I think it's certainly true that carbs don't cause diabetes. But once you have it & while your glucose regulation remains out of whack, heavy carb loads can obviously cause big post-prandial BG levels, big enough & long-lasting enough to cause damage. Not sure what the point of this approach is, but good luck!
 
Well it's good to see you make the distinction between different types of carbs. How do wholefood carbs reduce lipotoxicity?

Low in saturated fat? I don't know, I'm just guessing that this why a whole food diet of grains and legumes helps.

But it's also important that it's used with low calories and exercise.
 
Where is the research showing a diet high in refined carbs like fruit juice, white bread, white rice, and sugar has been a success in getting type 2 diabetes into remission?

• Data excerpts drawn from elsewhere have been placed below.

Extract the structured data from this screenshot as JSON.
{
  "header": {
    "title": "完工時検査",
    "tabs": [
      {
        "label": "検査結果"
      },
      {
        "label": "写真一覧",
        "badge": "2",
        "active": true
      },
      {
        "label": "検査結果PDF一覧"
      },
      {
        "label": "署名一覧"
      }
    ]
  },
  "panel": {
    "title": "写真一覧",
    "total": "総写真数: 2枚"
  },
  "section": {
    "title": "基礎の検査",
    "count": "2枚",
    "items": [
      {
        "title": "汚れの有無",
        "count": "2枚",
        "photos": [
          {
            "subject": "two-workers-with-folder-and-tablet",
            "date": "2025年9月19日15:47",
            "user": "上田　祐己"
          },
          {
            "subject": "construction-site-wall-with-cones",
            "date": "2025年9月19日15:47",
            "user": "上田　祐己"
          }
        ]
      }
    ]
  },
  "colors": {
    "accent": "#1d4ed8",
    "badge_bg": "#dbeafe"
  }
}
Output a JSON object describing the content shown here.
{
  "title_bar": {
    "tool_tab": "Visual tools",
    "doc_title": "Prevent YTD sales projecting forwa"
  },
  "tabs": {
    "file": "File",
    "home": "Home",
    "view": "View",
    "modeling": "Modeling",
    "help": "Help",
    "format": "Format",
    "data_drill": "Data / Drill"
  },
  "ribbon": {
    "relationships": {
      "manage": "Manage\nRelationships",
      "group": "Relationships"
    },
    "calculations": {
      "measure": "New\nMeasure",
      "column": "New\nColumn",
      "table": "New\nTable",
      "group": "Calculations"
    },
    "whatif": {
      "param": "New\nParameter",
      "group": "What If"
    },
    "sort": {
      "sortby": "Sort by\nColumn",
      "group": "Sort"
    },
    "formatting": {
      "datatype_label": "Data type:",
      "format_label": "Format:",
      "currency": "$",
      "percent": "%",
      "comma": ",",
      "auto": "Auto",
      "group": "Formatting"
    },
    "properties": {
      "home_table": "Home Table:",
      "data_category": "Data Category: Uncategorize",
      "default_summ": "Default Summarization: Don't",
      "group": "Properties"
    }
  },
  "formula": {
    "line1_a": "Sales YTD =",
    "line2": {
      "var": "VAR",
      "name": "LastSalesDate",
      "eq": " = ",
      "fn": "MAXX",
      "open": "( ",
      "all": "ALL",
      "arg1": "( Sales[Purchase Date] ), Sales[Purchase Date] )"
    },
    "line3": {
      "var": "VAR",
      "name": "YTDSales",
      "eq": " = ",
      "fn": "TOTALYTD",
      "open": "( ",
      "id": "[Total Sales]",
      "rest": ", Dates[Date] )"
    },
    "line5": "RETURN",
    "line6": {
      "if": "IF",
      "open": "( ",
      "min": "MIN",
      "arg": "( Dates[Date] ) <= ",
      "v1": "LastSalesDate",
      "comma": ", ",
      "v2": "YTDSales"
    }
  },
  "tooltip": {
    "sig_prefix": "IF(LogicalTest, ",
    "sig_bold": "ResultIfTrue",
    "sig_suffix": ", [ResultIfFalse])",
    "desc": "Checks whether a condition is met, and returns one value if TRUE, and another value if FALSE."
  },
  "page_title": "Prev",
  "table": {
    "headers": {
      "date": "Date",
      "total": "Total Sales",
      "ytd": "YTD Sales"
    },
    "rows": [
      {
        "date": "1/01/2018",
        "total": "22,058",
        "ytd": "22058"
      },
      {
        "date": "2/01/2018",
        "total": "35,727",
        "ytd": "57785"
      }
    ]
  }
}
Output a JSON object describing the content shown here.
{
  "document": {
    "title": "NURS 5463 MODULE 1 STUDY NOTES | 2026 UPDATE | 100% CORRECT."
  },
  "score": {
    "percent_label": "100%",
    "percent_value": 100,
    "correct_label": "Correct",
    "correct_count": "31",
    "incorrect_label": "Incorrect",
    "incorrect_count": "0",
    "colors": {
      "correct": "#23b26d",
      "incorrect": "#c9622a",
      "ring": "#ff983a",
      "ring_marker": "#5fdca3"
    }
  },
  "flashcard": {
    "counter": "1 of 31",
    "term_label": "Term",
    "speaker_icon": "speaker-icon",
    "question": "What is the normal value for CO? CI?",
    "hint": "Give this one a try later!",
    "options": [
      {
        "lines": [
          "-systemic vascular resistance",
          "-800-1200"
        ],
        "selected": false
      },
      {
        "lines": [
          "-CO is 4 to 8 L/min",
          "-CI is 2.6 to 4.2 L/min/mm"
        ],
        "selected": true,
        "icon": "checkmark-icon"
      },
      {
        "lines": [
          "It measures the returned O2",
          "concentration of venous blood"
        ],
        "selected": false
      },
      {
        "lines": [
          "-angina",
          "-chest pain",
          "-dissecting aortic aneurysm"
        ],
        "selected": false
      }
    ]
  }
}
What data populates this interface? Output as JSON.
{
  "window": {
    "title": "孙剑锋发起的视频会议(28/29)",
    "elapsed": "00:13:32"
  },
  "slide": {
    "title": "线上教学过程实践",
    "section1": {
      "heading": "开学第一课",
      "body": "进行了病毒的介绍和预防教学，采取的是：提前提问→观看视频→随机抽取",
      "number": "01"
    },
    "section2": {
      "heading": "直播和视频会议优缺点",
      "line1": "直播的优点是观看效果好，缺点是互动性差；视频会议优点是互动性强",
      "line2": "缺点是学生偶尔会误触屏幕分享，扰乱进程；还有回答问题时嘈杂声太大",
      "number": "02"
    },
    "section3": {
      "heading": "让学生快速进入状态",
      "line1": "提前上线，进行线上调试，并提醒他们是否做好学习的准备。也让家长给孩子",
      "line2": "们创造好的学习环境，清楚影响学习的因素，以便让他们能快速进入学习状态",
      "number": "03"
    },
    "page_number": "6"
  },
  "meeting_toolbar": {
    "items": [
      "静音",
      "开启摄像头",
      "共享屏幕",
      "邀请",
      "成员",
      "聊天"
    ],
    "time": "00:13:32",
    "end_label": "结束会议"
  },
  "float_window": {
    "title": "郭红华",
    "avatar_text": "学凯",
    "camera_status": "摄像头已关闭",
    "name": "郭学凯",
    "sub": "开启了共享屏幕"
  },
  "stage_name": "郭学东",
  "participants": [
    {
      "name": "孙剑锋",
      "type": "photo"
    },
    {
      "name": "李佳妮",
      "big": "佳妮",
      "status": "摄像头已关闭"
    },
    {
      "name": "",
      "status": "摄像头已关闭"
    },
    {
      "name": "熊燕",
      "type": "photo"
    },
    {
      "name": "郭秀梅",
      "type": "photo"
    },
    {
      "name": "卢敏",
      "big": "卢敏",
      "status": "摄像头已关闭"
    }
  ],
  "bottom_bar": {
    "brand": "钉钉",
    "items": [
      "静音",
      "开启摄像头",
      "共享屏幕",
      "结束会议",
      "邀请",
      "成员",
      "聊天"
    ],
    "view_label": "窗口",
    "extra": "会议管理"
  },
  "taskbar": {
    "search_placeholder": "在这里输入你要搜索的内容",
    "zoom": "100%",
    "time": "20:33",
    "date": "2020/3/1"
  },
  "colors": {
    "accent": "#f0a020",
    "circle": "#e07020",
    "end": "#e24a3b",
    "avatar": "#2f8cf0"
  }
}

I have seen research showing whole food diets using legumes and grains can help reverse insulin resistance, which makes sense as it may reduce lipotoxicity, but that's using it as a very low calorie diet in the short term and also combined with exercise.

Any diet with a calorie deficit can result in clearing visceral fat & hopefully restoring glucose regulation. But subjecting yrself to very high BG levels along the way, before you get there, just seems unnecessarily risky to me.
 
@beating_my_betes - Please do not be so coy about your testing regime. I have had a couple of ideas about how to summarise blood glucose readings over the short term but have yet to come up with something I would put forward. It would be great to see which way you are going.
 
Low in saturated fat? I don't know, I'm just guessing that this why a whole food diet of grains and legumes helps.

But it's also important that it's used with low calories and exercise.
If it's the saturated fat, why would that differ between refined and wholefood carbs?

What do you mean by "low calories" that woudn't also be covered by reduced calories?

And exercise is good for various reasons, but not necessary for what I'm trying to achieve...at least, at the moment.

I'm not trying to be pedantic, or to single you out. But I think its important to distill these bigger claims down to smaller and clearer elements.